The following morning, I decided to scrap unpredictable commercial aviation and chartered a single-engine plane from Maine Atlantic Aviation. Chief pilot Kevin Waters wove around the fog banks and pointed out the attractions as we buzzed low over Vinalhaven, Isle au Haut, and Deer Isle. Maine Atlantic also offers floatplanes to take you directly to your boat. Think about it. Your love waits in some sleepy cove and you fly in after a long day at the office, ready for your next adventure.
The cruising guide describes the area past Mount Desert as "one where fishing and lobstering are all-important, and the affairs of Boston and New York seem far away and insignificant. Yachts are rare, and facilities for yachts are almost nonexistent." Maybe more rare than yachts are two souped-up 28-foot inflatables with cuddy-cabins cruising in tandem. Locals and yachtsmen alike eyed us with suspicion. "What in da hell is goin on here," commented one onlooker as we pulled into the Jonesport town dock.
We weren't looking for weapons of mass destruction in these military-inspired all-waters inflatables. We were looking for a road less traveled, and the Protectors turned out to be a great choice for the trip. The newer of the two was equipped with twin 150 hp Yamahas, and the other had a single Yanmar turning a Bravo Three outdrive. The outboard model has a little more va-va-voom, and if you want range, you'll appreciate the larger fuel capacity afforded by the outboards. The newly-designed hardtop on the outboard model was also cleverly designed to give great protection and a good line of sight.
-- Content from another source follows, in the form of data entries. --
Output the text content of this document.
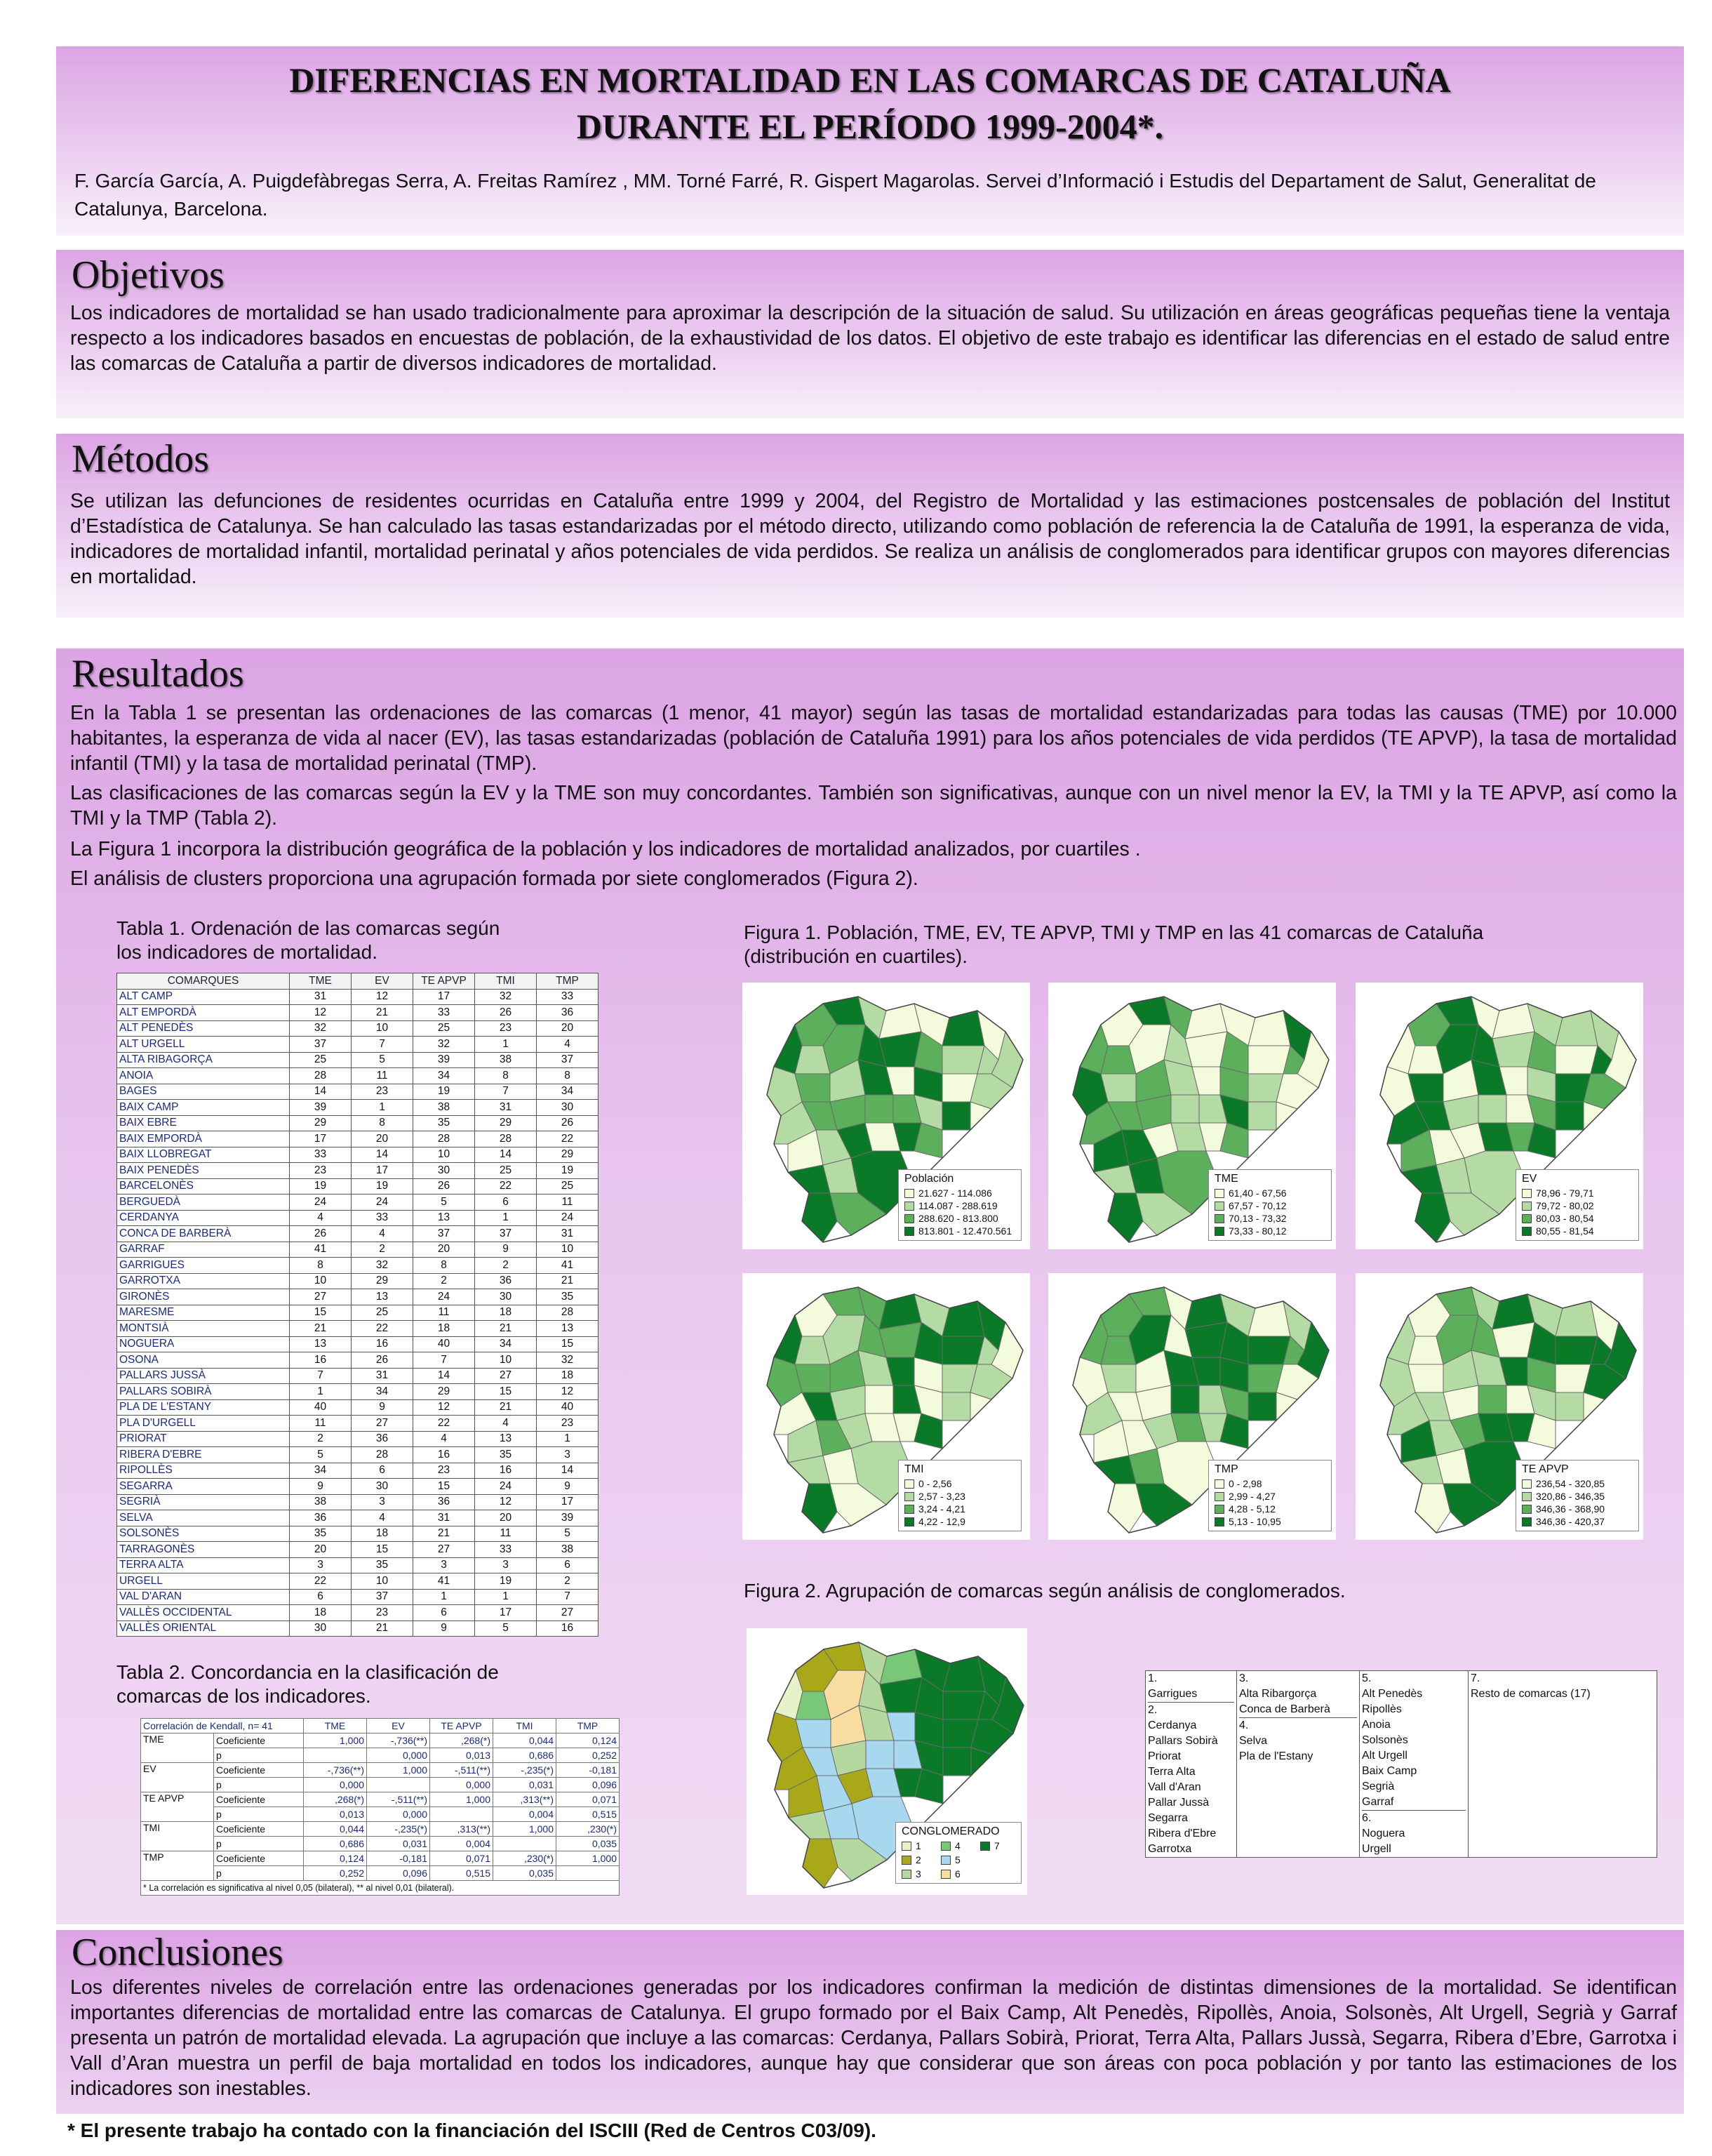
DIFERENCIAS EN MORTALIDAD EN LAS COMARCAS DE CATALUÑA
DURANTE EL PERÍODO 1999-2004*.
F. García García, A. Puigdefàbregas Serra, A. Freitas Ramírez , MM. Torné Farré, R. Gispert Magarolas. Servei d’Informació i Estudis del Departament de Salut, Generalitat de Catalunya, Barcelona.
Objetivos
Los indicadores de mortalidad se han usado tradicionalmente para aproximar la descripción de la situación de salud. Su utilización en áreas geográficas pequeñas tiene la ventaja respecto a los indicadores basados en encuestas de población, de la exhaustividad de los datos. El objetivo de este trabajo es identificar las diferencias en el estado de salud entre las comarcas de Cataluña a partir de diversos indicadores de mortalidad.
Métodos
Se utilizan las defunciones de residentes ocurridas en Cataluña entre 1999 y 2004, del Registro de Mortalidad y las estimaciones postcensales de población del Institut d’Estadística de Catalunya. Se han calculado las tasas estandarizadas por el método directo, utilizando como población de referencia la de Cataluña de 1991, la esperanza de vida, indicadores de mortalidad infantil, mortalidad perinatal y años potenciales de vida perdidos. Se realiza un análisis de conglomerados para identificar grupos con mayores diferencias en mortalidad.
Resultados
En la Tabla 1 se presentan las ordenaciones de las comarcas (1 menor, 41 mayor) según las tasas de mortalidad estandarizadas para todas las causas (TME) por 10.000 habitantes, la esperanza de vida al nacer (EV), las tasas estandarizadas (población de Cataluña 1991) para los años potenciales de vida perdidos (TE APVP), la tasa de mortalidad infantil (TMI) y la tasa de mortalidad perinatal (TMP).
Las clasificaciones de las comarcas según la EV y la TME son muy concordantes. También son significativas, aunque con un nivel menor la EV, la TMI y la TE APVP, así como la TMI y la TMP (Tabla 2).
La Figura 1 incorpora la distribución geográfica de la población y los indicadores de mortalidad analizados, por cuartiles .
El análisis de clusters proporciona una agrupación formada por siete conglomerados (Figura 2).
Tabla 1. Ordenación de las comarcas según
los indicadores de mortalidad.
Figura 1. Población, TME, EV, TE APVP, TMI y TMP en las 41 comarcas de Cataluña
(distribución en cuartiles).
Figura 2. Agrupación de comarcas según análisis de conglomerados.
Tabla 2. Concordancia en la clasificación de
comarcas de los indicadores.
COMARQUES	TME	EV	TE APVP	TMI	TMP
ALT CAMP	31	12	17	32	33
ALT EMPORDÀ	12	21	33	26	36
ALT PENEDÈS	32	10	25	23	20
ALT URGELL	37	7	32	1	4
ALTA RIBAGORÇA	25	5	39	38	37
ANOIA	28	11	34	8	8
BAGES	14	23	19	7	34
BAIX CAMP	39	1	38	31	30
BAIX EBRE	29	8	35	29	26
BAIX EMPORDÀ	17	20	28	28	22
BAIX LLOBREGAT	33	14	10	14	29
BAIX PENEDÈS	23	17	30	25	19
BARCELONÈS	19	19	26	22	25
BERGUEDÀ	24	24	5	6	11
CERDANYA	4	33	13	1	24
CONCA DE BARBERÀ	26	4	37	37	31
GARRAF	41	2	20	9	10
GARRIGUES	8	32	8	2	41
GARROTXA	10	29	2	36	21
GIRONÈS	27	13	24	30	35
MARESME	15	25	11	18	28
MONTSIÀ	21	22	18	21	13
NOGUERA	13	16	40	34	15
OSONA	16	26	7	10	32
PALLARS JUSSÀ	7	31	14	27	18
PALLARS SOBIRÀ	1	34	29	15	12
PLA DE L'ESTANY	40	9	12	21	40
PLA D'URGELL	11	27	22	4	23
PRIORAT	2	36	4	13	1
RIBERA D'EBRE	5	28	16	35	3
RIPOLLÈS	34	6	23	16	14
SEGARRA	9	30	15	24	9
SEGRIÀ	38	3	36	12	17
SELVA	36	4	31	20	39
SOLSONÈS	35	18	21	11	5
TARRAGONÈS	20	15	27	33	38
TERRA ALTA	3	35	3	3	6
URGELL	22	10	41	19	2
VAL D'ARAN	6	37	1	1	7
VALLÈS OCCIDENTAL	18	23	6	17	27
VALLÈS ORIENTAL	30	21	9	5	16
Correlación de Kendall, n= 41		TME	EV	TE APVP	TMI	TMP
TME	Coeficiente	1,000	-,736(**)	,268(*)	0,044	0,124
	p		0,000	0,013	0,686	0,252
EV	Coeficiente	-,736(**)	1,000	-,511(**)	-,235(*)	-0,181
	p	0,000		0,000	0,031	0,096
TE APVP	Coeficiente	,268(*)	-,511(**)	1,000	,313(**)	0,071
	p	0,013	0,000		0,004	0,515
TMI	Coeficiente	0,044	-,235(*)	,313(**)	1,000	,230(*)
	p	0,686	0,031	0,004		0,035
TMP	Coeficiente	0,124	-0,181	0,071	,230(*)	1,000
	p	0,252	0,096	0,515	0,035	
* La correlación es significativa al nivel 0,05 (bilateral), ** al nivel 0,01 (bilateral).						
Población
21.627 - 114.086
114.087 - 288.619
288.620 - 813.800
813.801 - 12.470.561
TME
61,40 - 67,56
67,57 - 70,12
70,13 - 73,32
73,33 - 80,12
EV
78,96 - 79,71
79,72 - 80,02
80,03 - 80,54
80,55 - 81,54
TMI
0 - 2,56
2,57 - 3,23
3,24 - 4,21
4,22 - 12,9
TMP
0 - 2,98
2,99 - 4,27
4,28 - 5,12
5,13 - 10,95
TE APVP
236,54 - 320,85
320,86 - 346,35
346,36 - 368,90
346,36 - 420,37
CONGLOMERADO
1	4	7
2	5
3	6
1.
Garrigues
2.
Cerdanya
Pallars Sobirà
Priorat
Terra Alta
Vall d'Aran
Pallar Jussà
Segarra
Ribera d'Ebre
Garrotxa

3.
Alta Ribargorça
Conca de Barberà
4.
Selva
Pla de l'Estany

5.
Alt Penedès
Ripollès
Anoia
Solsonès
Alt Urgell
Baix Camp
Segrià
Garraf
6.
Noguera
Urgell

7.
Resto de comarcas (17)
Conclusiones
Los diferentes niveles de correlación entre las ordenaciones generadas por los indicadores confirman la medición de distintas dimensiones de la mortalidad. Se identifican importantes diferencias de mortalidad entre las comarcas de Catalunya. El grupo formado por el Baix Camp, Alt Penedès, Ripollès, Anoia, Solsonès, Alt Urgell, Segrià y Garraf presenta un patrón de mortalidad elevada. La agrupación que incluye a las comarcas: Cerdanya, Pallars Sobirà, Priorat, Terra Alta, Pallars Jussà, Segarra, Ribera d’Ebre, Garrotxa i Vall d’Aran muestra un perfil de baja mortalidad en todos los indicadores, aunque hay que considerar que son áreas con poca población y por tanto las estimaciones de los indicadores son inestables.
* El presente trabajo ha contado con la financiación del ISCIII (Red de Centros C03/09).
It's also a fine platform for transporting kayaks and essential gear required by the eager explorer.
Personally I would be quite comfortable spending a night or two on a 28, provided a B-and-B was at the end of the tunnel on a periodic basis. But for our cruise, which consisted of day trips combined with an inn, it provided great shelter and room to stow gear and provisions. Stores and chandleries are scarce past Mount Desert, so provisioning for the long haul is key.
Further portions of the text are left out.